Odcinek pilot zapowiadal sie nienajgorzej, ale po obejrzeniu nastepnego mam dosc.
Ci mlodzi lekarze zachowuja sie bardziej jak mlodzi studenci, ktorzy po prostu nie potrafia sie zachowac.
Wiekszosc bohaterow jest denerwujaca, zwlaszcza czarni doktorzy, Alex i Cristina. Nie rozumiem co jest atrakcyjnego w zdaniu "nie nawidze Cie i to sie nie zmieni". Swiadczy to raczej o tym, ze ci chirurdzy sa conajmniej niedojrzali.

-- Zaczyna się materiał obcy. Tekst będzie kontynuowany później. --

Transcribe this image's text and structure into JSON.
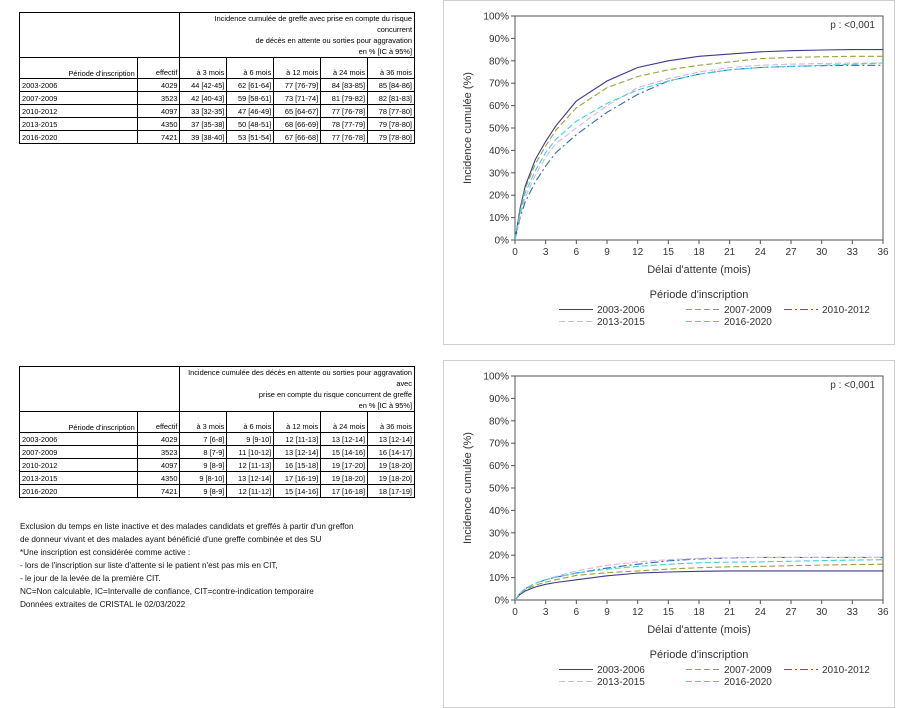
{
  "table1": {
    "title_lines": [
      "Incidence cumulée de greffe avec prise en compte du risque concurrent",
      "de décès en attente ou sorties pour aggravation",
      "en % [IC à 95%]"
    ],
    "col_periode": "Période d'inscription",
    "col_effectif": "effectif",
    "cols": [
      "à 3 mois",
      "à 6 mois",
      "à 12 mois",
      "à 24 mois",
      "à 36 mois"
    ],
    "rows": [
      {
        "periode": "2003-2006",
        "effectif": "4029",
        "v": [
          "44 [42-45]",
          "62 [61-64]",
          "77 [76-79]",
          "84 [83-85]",
          "85 [84-86]"
        ]
      },
      {
        "periode": "2007-2009",
        "effectif": "3523",
        "v": [
          "42 [40-43]",
          "59 [58-61]",
          "73 [71-74]",
          "81 [79-82]",
          "82 [81-83]"
        ]
      },
      {
        "periode": "2010-2012",
        "effectif": "4097",
        "v": [
          "33 [32-35]",
          "47 [46-49]",
          "65 [64-67]",
          "77 [76-78]",
          "78 [77-80]"
        ]
      },
      {
        "periode": "2013-2015",
        "effectif": "4350",
        "v": [
          "37 [35-38]",
          "50 [48-51]",
          "68 [66-69]",
          "78 [77-79]",
          "79 [78-80]"
        ]
      },
      {
        "periode": "2016-2020",
        "effectif": "7421",
        "v": [
          "39 [38-40]",
          "53 [51-54]",
          "67 [66-68]",
          "77 [76-78]",
          "79 [78-80]"
        ]
      }
    ]
  },
  "table2": {
    "title_lines": [
      "Incidence cumulée des décès en attente ou sorties pour aggravation avec",
      "prise en compte du risque concurrent de greffe",
      "en % [IC à 95%]"
    ],
    "col_periode": "Période d'inscription",
    "col_effectif": "effectif",
    "cols": [
      "à 3 mois",
      "à 6 mois",
      "à 12 mois",
      "à 24 mois",
      "à 36 mois"
    ],
    "rows": [
      {
        "periode": "2003-2006",
        "effectif": "4029",
        "v": [
          "7 [6-8]",
          "9 [9-10]",
          "12 [11-13]",
          "13 [12-14]",
          "13 [12-14]"
        ]
      },
      {
        "periode": "2007-2009",
        "effectif": "3523",
        "v": [
          "8 [7-9]",
          "11 [10-12]",
          "13 [12-14]",
          "15 [14-16]",
          "16 [14-17]"
        ]
      },
      {
        "periode": "2010-2012",
        "effectif": "4097",
        "v": [
          "9 [8-9]",
          "12 [11-13]",
          "16 [15-18]",
          "19 [17-20]",
          "19 [18-20]"
        ]
      },
      {
        "periode": "2013-2015",
        "effectif": "4350",
        "v": [
          "9 [8-10]",
          "13 [12-14]",
          "17 [16-19]",
          "19 [18-20]",
          "19 [18-20]"
        ]
      },
      {
        "periode": "2016-2020",
        "effectif": "7421",
        "v": [
          "9 [8-9]",
          "12 [11-12]",
          "15 [14-16]",
          "17 [16-18]",
          "18 [17-19]"
        ]
      }
    ]
  },
  "notes": [
    "Exclusion du temps en liste inactive et des malades candidats et greffés à partir d'un greffon",
    "de donneur vivant et des malades ayant bénéficié d'une greffe combinée et des SU",
    "*Une inscription est considérée comme active :",
    "- lors de l'inscription sur liste d'attente si le patient n'est pas mis en CIT,",
    "- le jour de la levée de la première CIT.",
    "NC=Non calculable, IC=Intervalle de confiance, CIT=contre-indication temporaire",
    "Données extraites de CRISTAL le 02/03/2022"
  ],
  "chart_data": [
    {
      "type": "line",
      "pvalue": "p : <0,001",
      "xlabel": "Délai d'attente (mois)",
      "ylabel": "Incidence cumulée (%)",
      "xlim": [
        0,
        36
      ],
      "ylim": [
        0,
        100
      ],
      "xticks": [
        0,
        3,
        6,
        9,
        12,
        15,
        18,
        21,
        24,
        27,
        30,
        33,
        36
      ],
      "yticks": [
        "0%",
        "10%",
        "20%",
        "30%",
        "40%",
        "50%",
        "60%",
        "70%",
        "80%",
        "90%",
        "100%"
      ],
      "legend_title": "Période d'inscription",
      "legend_position": "bottom",
      "x": [
        0,
        0.5,
        1,
        2,
        3,
        4,
        6,
        9,
        12,
        15,
        18,
        21,
        24,
        27,
        30,
        33,
        36
      ],
      "series": [
        {
          "name": "2003-2006",
          "color": "#3b3a8c",
          "dash": "",
          "values": [
            0,
            14,
            24,
            36,
            44,
            51,
            62,
            71,
            77,
            80,
            82,
            83,
            84,
            84.5,
            84.8,
            85,
            85
          ]
        },
        {
          "name": "2007-2009",
          "color": "#9aa23a",
          "dash": "6,3",
          "values": [
            0,
            13,
            23,
            34,
            42,
            49,
            59,
            68,
            73,
            76,
            78,
            79.5,
            81,
            81.5,
            81.8,
            82,
            82
          ]
        },
        {
          "name": "2010-2012",
          "color": "#2f6ab0",
          "dash": "8,3,2,3",
          "values": [
            0,
            10,
            17,
            26,
            33,
            39,
            47,
            57,
            65,
            71,
            74,
            76,
            77,
            77.5,
            77.8,
            78,
            78
          ]
        },
        {
          "name": "2013-2015",
          "color": "#d9b3e6",
          "dash": "6,3",
          "values": [
            0,
            11,
            19,
            29,
            37,
            43,
            50,
            60,
            68,
            72,
            75,
            77,
            78,
            78.5,
            78.8,
            79,
            79
          ]
        },
        {
          "name": "2016-2020",
          "color": "#3fd0dd",
          "dash": "6,3",
          "values": [
            0,
            12,
            21,
            31,
            39,
            45,
            53,
            61,
            67,
            71,
            74,
            76,
            77,
            77.5,
            78,
            78.5,
            79
          ]
        }
      ]
    },
    {
      "type": "line",
      "pvalue": "p : <0,001",
      "xlabel": "Délai d'attente (mois)",
      "ylabel": "Incidence cumulée (%)",
      "xlim": [
        0,
        36
      ],
      "ylim": [
        0,
        100
      ],
      "xticks": [
        0,
        3,
        6,
        9,
        12,
        15,
        18,
        21,
        24,
        27,
        30,
        33,
        36
      ],
      "yticks": [
        "0%",
        "10%",
        "20%",
        "30%",
        "40%",
        "50%",
        "60%",
        "70%",
        "80%",
        "90%",
        "100%"
      ],
      "legend_title": "Période d'inscription",
      "legend_position": "bottom",
      "x": [
        0,
        0.5,
        1,
        2,
        3,
        4,
        6,
        9,
        12,
        15,
        18,
        21,
        24,
        27,
        30,
        33,
        36
      ],
      "series": [
        {
          "name": "2003-2006",
          "color": "#3b3a8c",
          "dash": "",
          "values": [
            0,
            2.5,
            4,
            5.8,
            7,
            7.8,
            9,
            10.8,
            12,
            12.5,
            12.8,
            13,
            13,
            13,
            13,
            13,
            13
          ]
        },
        {
          "name": "2007-2009",
          "color": "#9aa23a",
          "dash": "6,3",
          "values": [
            0,
            2.8,
            4.5,
            6.6,
            8,
            9,
            11,
            12.2,
            13,
            13.8,
            14.4,
            14.8,
            15,
            15.3,
            15.6,
            15.8,
            16
          ]
        },
        {
          "name": "2010-2012",
          "color": "#2f6ab0",
          "dash": "8,3,2,3",
          "values": [
            0,
            3,
            5,
            7.5,
            9,
            10.2,
            12,
            14.3,
            16,
            17.5,
            18.3,
            18.8,
            19,
            19,
            19,
            19,
            19
          ]
        },
        {
          "name": "2013-2015",
          "color": "#d9b3e6",
          "dash": "6,3",
          "values": [
            0,
            3.2,
            5.2,
            7.6,
            9,
            10.5,
            13,
            15.5,
            17,
            18,
            18.6,
            18.9,
            19,
            19,
            19,
            19,
            19
          ]
        },
        {
          "name": "2016-2020",
          "color": "#3fd0dd",
          "dash": "6,3",
          "values": [
            0,
            3,
            5,
            7.5,
            9,
            10.2,
            12,
            13.8,
            15,
            16,
            16.6,
            16.9,
            17,
            17.3,
            17.6,
            17.8,
            18
          ]
        }
      ]
    }
  ]
}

Glowna bohaterka wydaje sie byc calkiem spoko, ale czasem dziwnie sie zachowuje. (impuls w windzie, podlizywanie sie szefowej)
Humor dosyc slaby, wolalabym cos powazniejszego.
Ale bywaly tez dobre momenty, np pokazanie licznych pomylek pokazanych przez studentow w ich pierwszych dniach pracy. Bylo to calkiem realistyczne.
Muzyka tez mi sie podoba, robi fajna atmosfere.
Oczywiscie wszystko co jedza w wolnym czasie musi byc niezdrowe. Ogladajac amerykanskie filmy i seriale dochodze do wniosku, ze im tam serwuja tylko chipsy i chamburgery.